In den Zeichnungen zur Annenkirche liegt die Kanzel gleichfalls am Rande des Altarplatzes, von der Sakristei aus zugängig, doch näher an der Saalwand. Als Gegenstück dient der Taufstein. Über ihm ist, dem Schalldeckel entsprechend, ein Baldachin angebracht. Die lichte Länge des Saales von 21 m gestattete dann den Kanzelaltar, der in den übrigen Kirchen Schmidts die Regel[2] ist. Im Kreuzkirchenplan ist die gegenüberliegende Emporenbrüstung rund 40 m vom Altar, 30 m von den Stufen zum Altarplatz entfernt, der hinterste Platz sogar 36 m. Kanzel und Lesepult sind weit vor ins Schiff geschoben. Die absoluten Raummaße liegen bereits hart an der Grenze des Zulässigen. Der Geistliche muß eine genügend klare, deutliche und kräftige Stimme haben, um überall verstanden zu werden.

Die Orgel ist in den ausgeführten Dresdner Kirchen Schmidts dem Altar gegenüber angebracht. In seinen anderen Plänen bildet sie wie in der Frauenkirche Bährs ein Hauptmotiv zur künstlerischen Gliederung der hohen Altarrückwand. Diese dekorative Verwendung fällt zusammen mit dem ästhetischen Bedürfnis, die Quelle von Musik und Gesang vor Augen zu haben, den Schall der Stellung des menschlichen Ohres entsprechend von vorn aufzunehmen.

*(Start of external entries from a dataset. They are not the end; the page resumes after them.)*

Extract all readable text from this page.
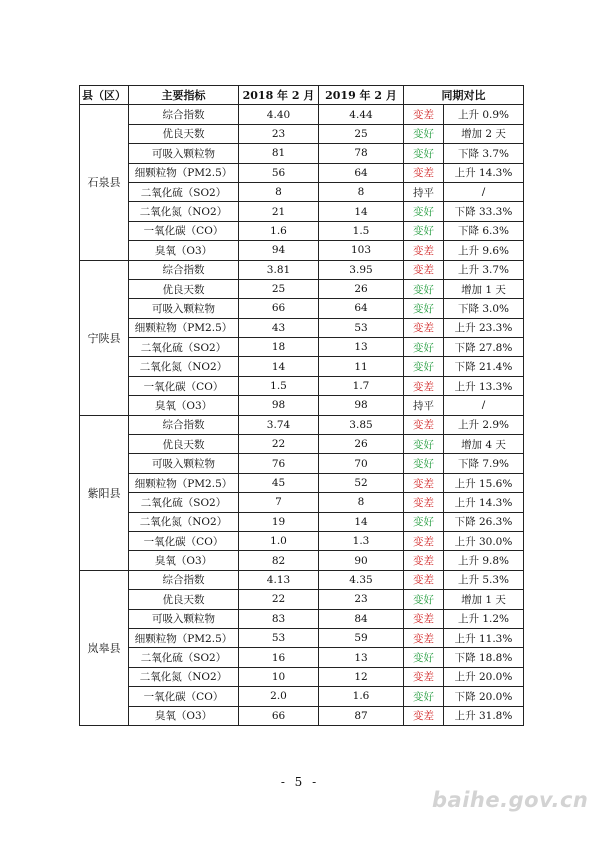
县（区）	主要指标	2018 年 2 月	2019 年 2 月	同期对比	
石泉县	综合指数	4.40	4.44	变差	上升 0.9%
	优良天数	23	25	变好	增加 2 天
	可吸入颗粒物	81	78	变好	下降 3.7%
	细颗粒物（PM2.5）	56	64	变差	上升 14.3%
	二氧化硫（SO2）	8	8	持平	/
	二氧化氮（NO2）	21	14	变好	下降 33.3%
	一氧化碳（CO）	1.6	1.5	变好	下降 6.3%
	臭氧（O3）	94	103	变差	上升 9.6%
宁陕县	综合指数	3.81	3.95	变差	上升 3.7%
	优良天数	25	26	变好	增加 1 天
	可吸入颗粒物	66	64	变好	下降 3.0%
	细颗粒物（PM2.5）	43	53	变差	上升 23.3%
	二氧化硫（SO2）	18	13	变好	下降 27.8%
	二氧化氮（NO2）	14	11	变好	下降 21.4%
	一氧化碳（CO）	1.5	1.7	变差	上升 13.3%
	臭氧（O3）	98	98	持平	/
紫阳县	综合指数	3.74	3.85	变差	上升 2.9%
	优良天数	22	26	变好	增加 4 天
	可吸入颗粒物	76	70	变好	下降 7.9%
	细颗粒物（PM2.5）	45	52	变差	上升 15.6%
	二氧化硫（SO2）	7	8	变差	上升 14.3%
	二氧化氮（NO2）	19	14	变好	下降 26.3%
	一氧化碳（CO）	1.0	1.3	变差	上升 30.0%
	臭氧（O3）	82	90	变差	上升 9.8%
岚皋县	综合指数	4.13	4.35	变差	上升 5.3%
	优良天数	22	23	变好	增加 1 天
	可吸入颗粒物	83	84	变差	上升 1.2%
	细颗粒物（PM2.5）	53	59	变差	上升 11.3%
	二氧化硫（SO2）	16	13	变好	下降 18.8%
	二氧化氮（NO2）	10	12	变差	上升 20.0%
	一氧化碳（CO）	2.0	1.6	变好	下降 20.0%
	臭氧（O3）	66	87	变差	上升 31.8%
- 5 -
baihe.gov.cn
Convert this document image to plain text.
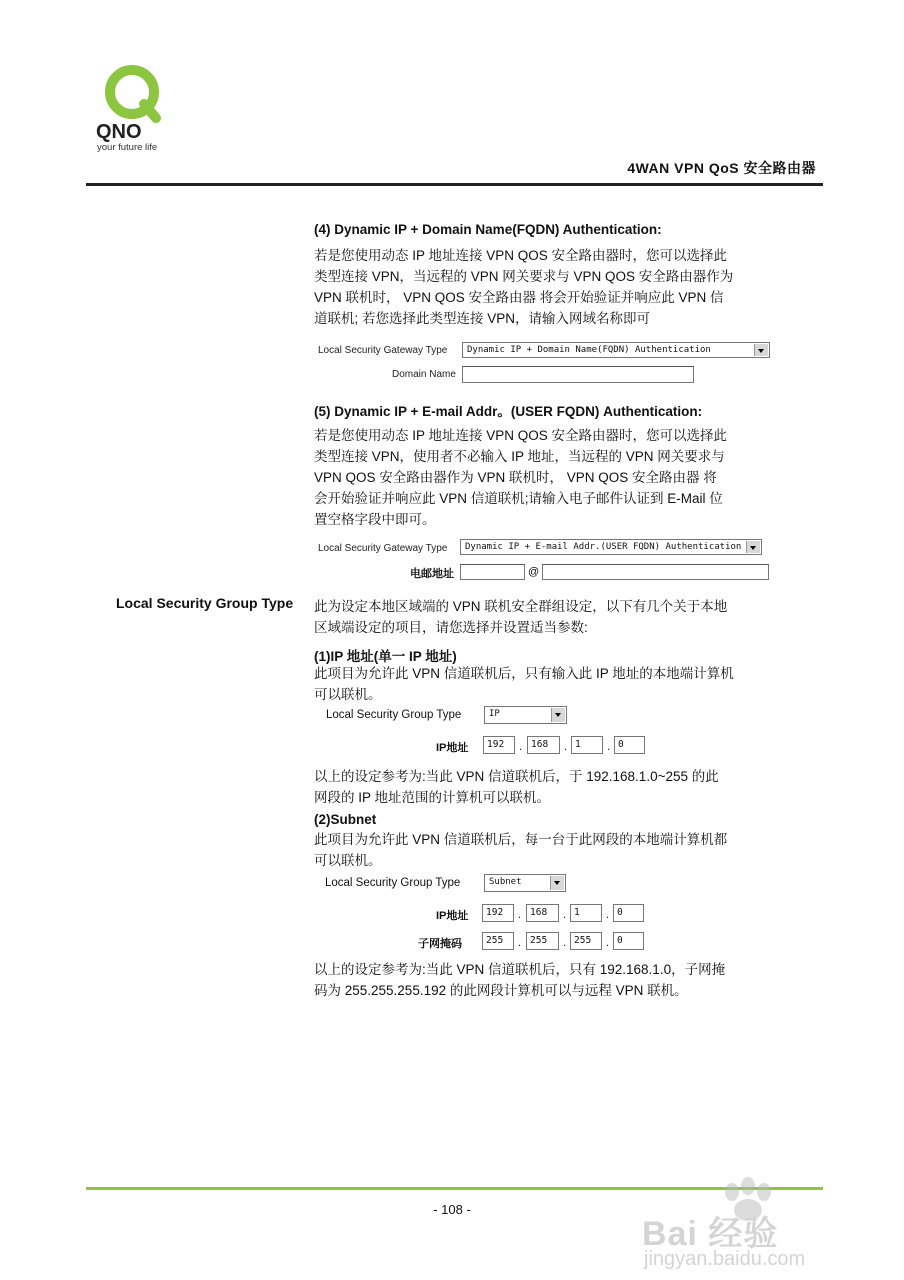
QNO
your future life
4WAN VPN QoS 安全路由器
(4) Dynamic IP + Domain Name(FQDN) Authentication:
若是您使用动态 IP 地址连接 VPN QOS 安全路由器时，您可以选择此
类型连接 VPN，当远程的 VPN 网关要求与 VPN QOS 安全路由器作为
VPN 联机时， VPN QOS 安全路由器 将会开始验证并响应此 VPN 信
道联机; 若您选择此类型连接 VPN，请输入网域名称即可
Local Security Gateway Type	Dynamic IP + Domain Name(FQDN) Authentication
Domain Name
(5) Dynamic IP + E-mail Addr。(USER FQDN) Authentication:
若是您使用动态 IP 地址连接 VPN QOS 安全路由器时，您可以选择此
类型连接 VPN，使用者不必输入 IP 地址，当远程的 VPN 网关要求与
VPN QOS 安全路由器作为 VPN 联机时， VPN QOS 安全路由器 将
会开始验证并响应此 VPN 信道联机;请输入电子邮件认证到 E-Mail 位
置空格字段中即可。
Local Security Gateway Type	Dynamic IP + E-mail Addr.(USER FQDN) Authentication
电邮地址	@
Local Security Group Type 此为设定本地区域端的 VPN 联机安全群组设定，以下有几个关于本地
区域端设定的项目，请您选择并设置适当参数:
(1)IP 地址(单一 IP 地址)
此项目为允许此 VPN 信道联机后，只有输入此 IP 地址的本地端计算机
可以联机。
Local Security Group Type	IP
IP地址	192	. 168	. 1	. 0
以上的设定参考为:当此 VPN 信道联机后，于 192.168.1.0~255 的此
网段的 IP 地址范围的计算机可以联机。
(2)Subnet
此项目为允许此 VPN 信道联机后，每一台于此网段的本地端计算机都
可以联机。
Local Security Group Type	Subnet
IP地址	192	. 168	. 1	. 0
子网掩码	255	. 255	. 255	. 0
以上的设定参考为:当此 VPN 信道联机后，只有 192.168.1.0，子网掩
码为 255.255.255.192 的此网段计算机可以与远程 VPN 联机。
- 108 -
Bai 经验
jingyan.baidu.com
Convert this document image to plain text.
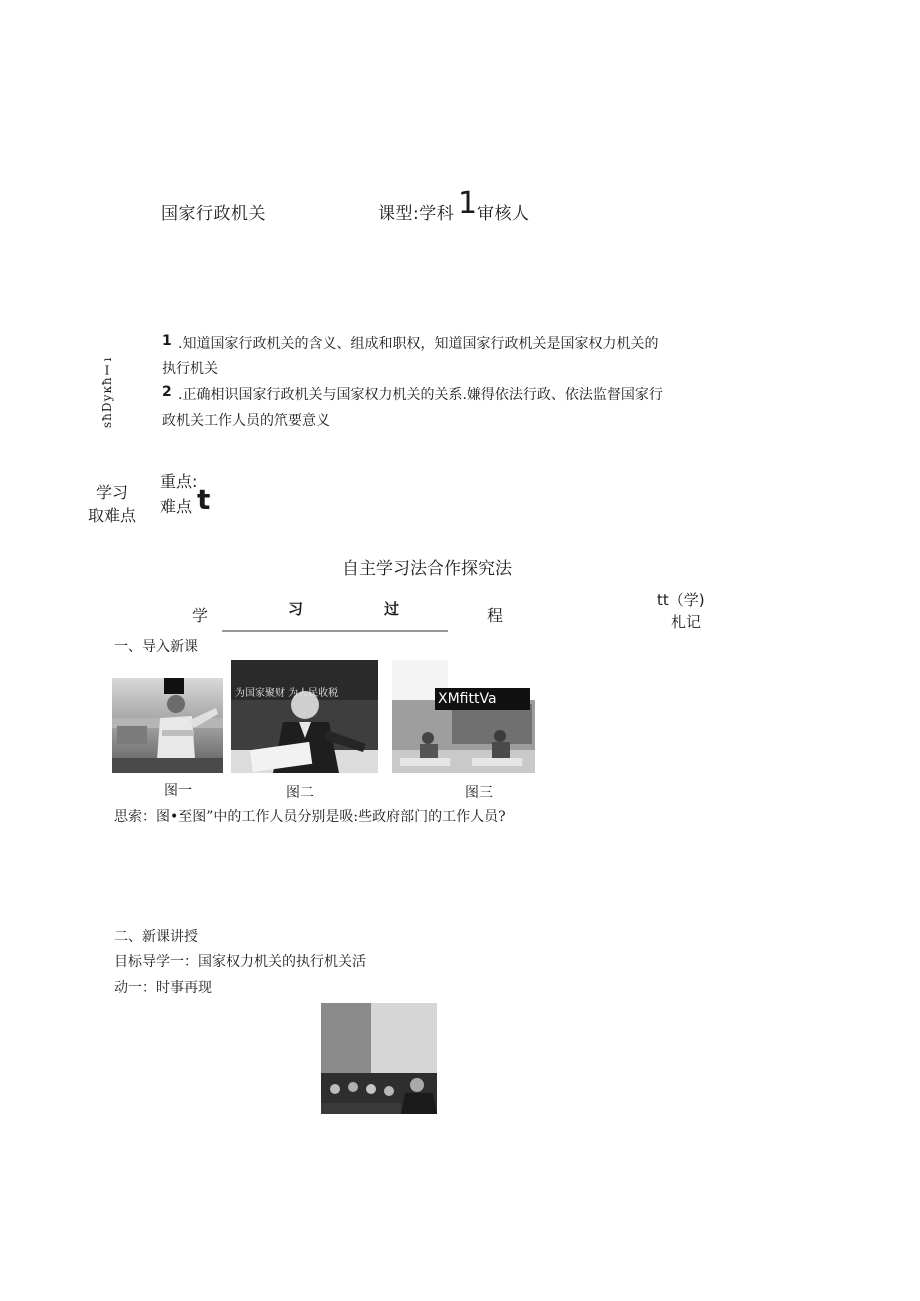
国家行政机关	课型:学科 1 审核人
sħDуĸħⅠı
1 .知道国家行政机关的含义、组成和职权，知道国家行政机关是国家权力机关的
执行机关
2 .正确相识国家行政机关与国家权力机关的关系.嫌得依法行政、依法监督国家行
政机关工作人员的笊要意义
学习
取难点
重点:
难点 t
自主学习法合作探究法
学	习	过	程
tt（学)
札记
一、导入新课
为国家聚财 为人民收税	XMfittVa
图一	图二	图三
思索：图•至图”中的工作人员分别是吸:些政府部门的工作人员?
二、新课讲授
目标导学一：国家权力机关的执行机关活
动一：时事再现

Diese Punkte sind nicht genügend durchschlagend und allgemein anerkannt, um eine Aufstellung der Orgel an der Altarseite zur Norm zu machen. Künstlerische Gründe können auch die andere Lösung erheischen. Schmidt spricht sich in der Erklärung seiner Annenkirchenrisse[3] für diese andere Stellung der Orgel aus. Er sagt da, daß Altar und (Sänger-) Chor einander gegenüber „sich viel ausnehmender präsentieren, wenn diese zur Vortrefflichkeit der Kirche und Verherrlichung des Gottesdienstes gereichenden zwei Stücke gleich beim Entree durch die (seitlichen) Haupttüren wohlangebracht in die Augen fallen“. Bei den oblongen Anlagen wird durch die Anhäufung der dekorativen Elemente an der einen Schmalseite der Raum gewissermaßen einseitig belastet. Das andere Ende der Längsachse fordert einige Betonung und dazu steht dem Künstler die Orgel zur Verfügung.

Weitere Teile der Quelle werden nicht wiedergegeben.